How digital solutions are helping bridge the healthcare gap
By 2030, the World Health Organization (WHO) projects Africa will face a shortage of 6.1 million health workers. For every missing health worker, hundreds of people are forced to go without the healthcare they need.
Today, only about 48% of people in Africa can get the health services they need, meaning approximately 615 million people are not getting their essential health needs met.
We need more trained health workers to bridge this gap. Yet, taking health workers out of the health system to train them means health centres are left short-staffed. Digital solutions help train health workers while they work to serve their communities.
The health worker shortage in Africa
Amref Health Africa's digital learning and data collection tools are helping up-skill health workers at all levels of the health system across 35 African countries.
Mobile training for Community Health Workers
Since 2013, Amref Health Africa has partnered with organizations such as Accenture, M-Pesa Foundation, Safaricom, Vodafone, and the Government of Kenya to develop a sustainable and scalable mobile learning academy for health workers and Community Health Workers (CHWs) across Africa. This partnership led to the creation of LEAP, an integrated mobile health platform that enhances the skills of health workers through regular updates and peer-to-peer communication.
LEAP is compatible with both smart and basic mobile devices, using SMS and audio messages to deliver training modules that CHWs can complete at their own pace. Interactive quizzes test their knowledge, making the training process flexible and accommodating for CHWs, who often balance full-time jobs and family responsibilities with their volunteer work.
CHWs are critical in bringing health services closer to the communities which they serve. This flexibility eliminates the need for them to take time away from their jobs or families for classroom-based training.
Mobile and digital learning through COVID-19
The COVID-19 pandemic highlighted the importance of these innovative mobile and digital tools. They enabled Amref to quickly reach over 200,000 health workers across 10 countries to address critical new training needs in response to the COVID-19 pandemic.
Integrating mobile learning and data collection
In 2023, we partnered with GSK and Cognizant to integrate three mobile learning and data collection tools - our mobile learning platforms LEAP and JIBU, and data collection tool M-Jali - into a new platform to better plan, identify and respond to health worker training needs at the community level.
This single windowpane view will allow better strategic decision-making driven by data insights and sharing of more accurate information across the health system, enabling thousands of health workers to access quality, tailored training to reach millions of people in sub-Saharan Africa.
Read more about the integration project here, or watch this explainer video.
“It’s really helping me achieve my dream [as it is] a very fast track for nurses who are qualified enrolled nurses to get through to the other side to be diploma-holders,”
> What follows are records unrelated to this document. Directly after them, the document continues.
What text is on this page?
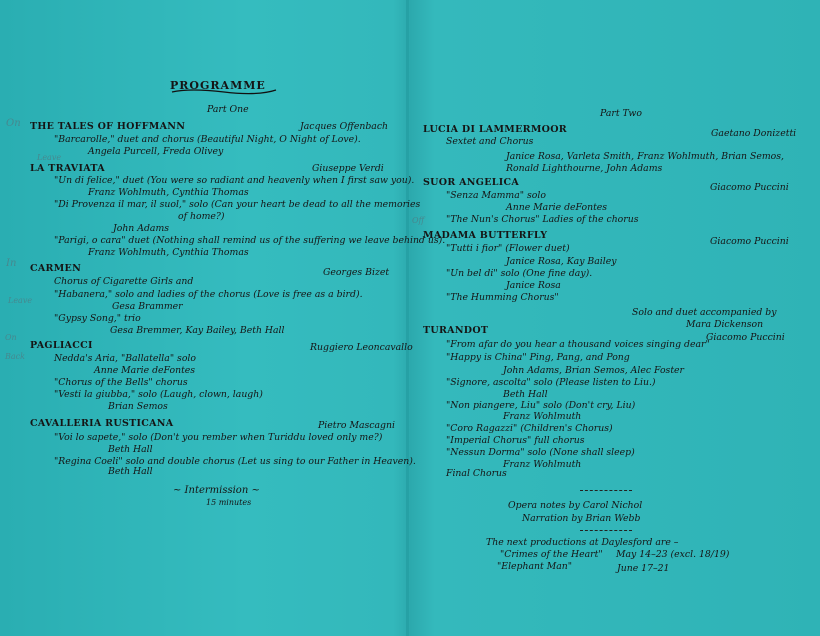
PROGRAMME
Part One
On
Leave
In
Leave
On
Back
Off
THE TALES OF HOFFMANN	Jacques Offenbach
"Barcarolle," duet and chorus (Beautiful Night, O Night of Love).
Angela Purcell, Freda Olivey
LA TRAVIATA	Giuseppe Verdi
"Un di felice," duet (You were so radiant and heavenly when I first saw you).
Franz Wohlmuth, Cynthia Thomas
"Di Provenza il mar, il suol," solo (Can your heart be dead to all the memories
of home?)
John Adams
"Parigi, o cara" duet (Nothing shall remind us of the suffering we leave behind us).
Franz Wohlmuth, Cynthia Thomas
CARMEN	Georges Bizet
Chorus of Cigarette Girls and
"Habanera," solo and ladies of the chorus (Love is free as a bird).
Gesa Brammer
"Gypsy Song," trio
Gesa Bremmer, Kay Bailey, Beth Hall
PAGLIACCI	Ruggiero Leoncavallo
Nedda's Aria, "Ballatella" solo
Anne Marie deFontes
"Chorus of the Bells" chorus
"Vesti la giubba," solo (Laugh, clown, laugh)
Brian Semos
CAVALLERIA RUSTICANA	Pietro Mascagni
"Voi lo sapete," solo (Don't you rember when Turiddu loved only me?)
Beth Hall
"Regina Coeli" solo and double chorus (Let us sing to our Father in Heaven).
Beth Hall
~ Intermission ~
15 minutes
Part Two
LUCIA DI LAMMERMOOR	Gaetano Donizetti
Sextet and Chorus
Janice Rosa, Varleta Smith, Franz Wohlmuth, Brian Semos,
Ronald Lighthourne, John Adams
SUOR ANGELICA	Giacomo Puccini
"Senza Mamma" solo
Anne Marie deFontes
"The Nun's Chorus" Ladies of the chorus
MADAMA BUTTERFLY
Giacomo Puccini
"Tutti i fior" (Flower duet)
Janice Rosa, Kay Bailey
"Un bel di" solo (One fine day).
Janice Rosa
"The Humming Chorus"
Solo and duet accompanied by
Mara Dickenson
TURANDOT
Giacomo Puccini
"From afar do you hear a thousand voices singing dear"
"Happy is China" Ping, Pang, and Pong
John Adams, Brian Semos, Alec Foster
"Signore, ascolta" solo (Please listen to Liu.)
Beth Hall
"Non piangere, Liu" solo (Don't cry, Liu)
Franz Wohlmuth
"Coro Ragazzi" (Children's Chorus)
"Imperial Chorus" full chorus
"Nessun Dorma" solo (None shall sleep)
Franz Wohlmuth
Final Chorus
Opera notes by Carol Nichol
Narration by Brian Webb
The next productions at Daylesford are –
"Crimes of the Heart" May 14–23 (excl. 18/19)
"Elephant Man"	June 17–21
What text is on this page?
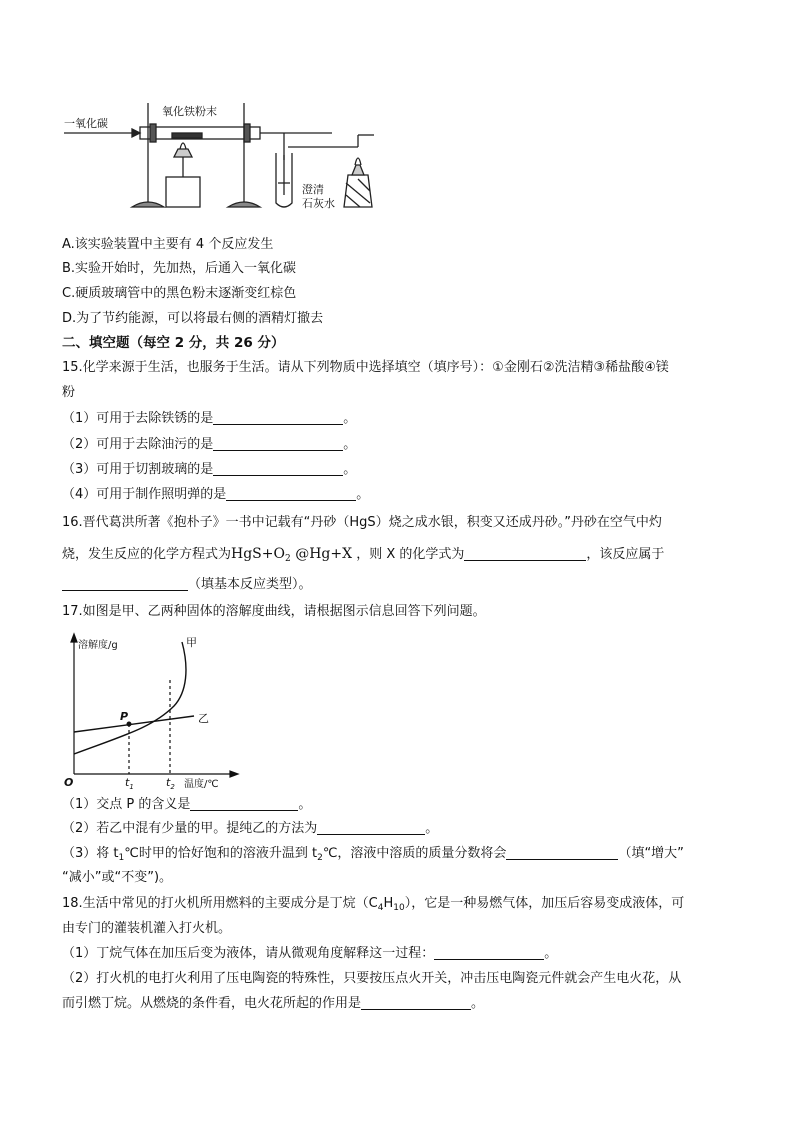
一氧化碳
氧化铁粉末
澄清
石灰水
A.该实验装置中主要有 4 个反应发生
B.实验开始时，先加热，后通入一氧化碳
C.硬质玻璃管中的黑色粉末逐渐变红棕色
D.为了节约能源，可以将最右侧的酒精灯撤去
二、填空题（每空 2 分，共 26 分）
15.化学来源于生活，也服务于生活。请从下列物质中选择填空（填序号）：①金刚石②洗洁精③稀盐酸④镁
粉
（1）可用于去除铁锈的是	。
（2）可用于去除油污的是	。
（3）可用于切割玻璃的是	。
（4）可用于制作照明弹的是	。
16.晋代葛洪所著《抱朴子》一书中记载有“丹砂（HgS）烧之成水银，积变又还成丹砂。”丹砂在空气中灼
烧，发生反应的化学方程式为$HgS+O_2$ @Hg+X ，则 X 的化学式为	，该反应属于
（填基本反应类型）。
17.如图是甲、乙两种固体的溶解度曲线，请根据图示信息回答下列问题。
溶解度/g	甲
乙
P
O	$t_1$	$t_2$ 温度/℃
（1）交点 P 的含义是	。
（2）若乙中混有少量的甲。提纯乙的方法为	。
（3）将 $t_1℃$时甲的恰好饱和的溶液升温到 $t_2℃$，溶液中溶质的质量分数将会	（填“增大”
“减小”或“不变”)。
18.生活中常见的打火机所用燃料的主要成分是丁烷$(C_4H_{10})$，它是一种易燃气体，加压后容易变成液体，可
由专门的灌装机灌入打火机。
（1）丁烷气体在加压后变为液体，请从微观角度解释这一过程：	。
（2）打火机的电打火利用了压电陶瓷的特殊性，只要按压点火开关，冲击压电陶瓷元件就会产生电火花，从
而引燃丁烷。从燃烧的条件看，电火花所起的作用是	。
In 2022, the nurse-to-patient ratio in Zambia was an alarming 1:1,496,011, far from the ideal 1:700 (WHO recommendation).
The Zambian Ministry of Health aimed to double the health workforce by 2025, to strengthen the primary healthcare system and move closer to universal health coverage. As part of this goal, they required all practising nurses to up-skill from Certificate to Diploma level. The Diploma was a standard two-year, classroom-based course.
Yet taking nurses out of the system for extended training periods would leave a staff gap in the health centres.
Amref worked with the Nurses and Midwives Council of Zambia to use JIBU, the digital learning solution, to create and implement an accelerated one-year mobile-based Diploma nursing course. This initiative upskilled over 1,200 enrolled nurses to registered Diploma nurses. The digital format allows nurses to study while continuing their work, ensuring that critically needed nurses remain active in the health system.
Sibusisiwe Munkonde is one of the certificate nurse who enrolled in the abridged nursing Diploma. She says: "The abridged course has content containing books [for studying] and a quiz [for testing while learning]. You [can] attempt a quiz at any time. And then there is a platform [to check] for answers. This platform is very easily accessible. You just have to download it. Once you download it you have it be on your laptop or on your phone, it comes up like an app."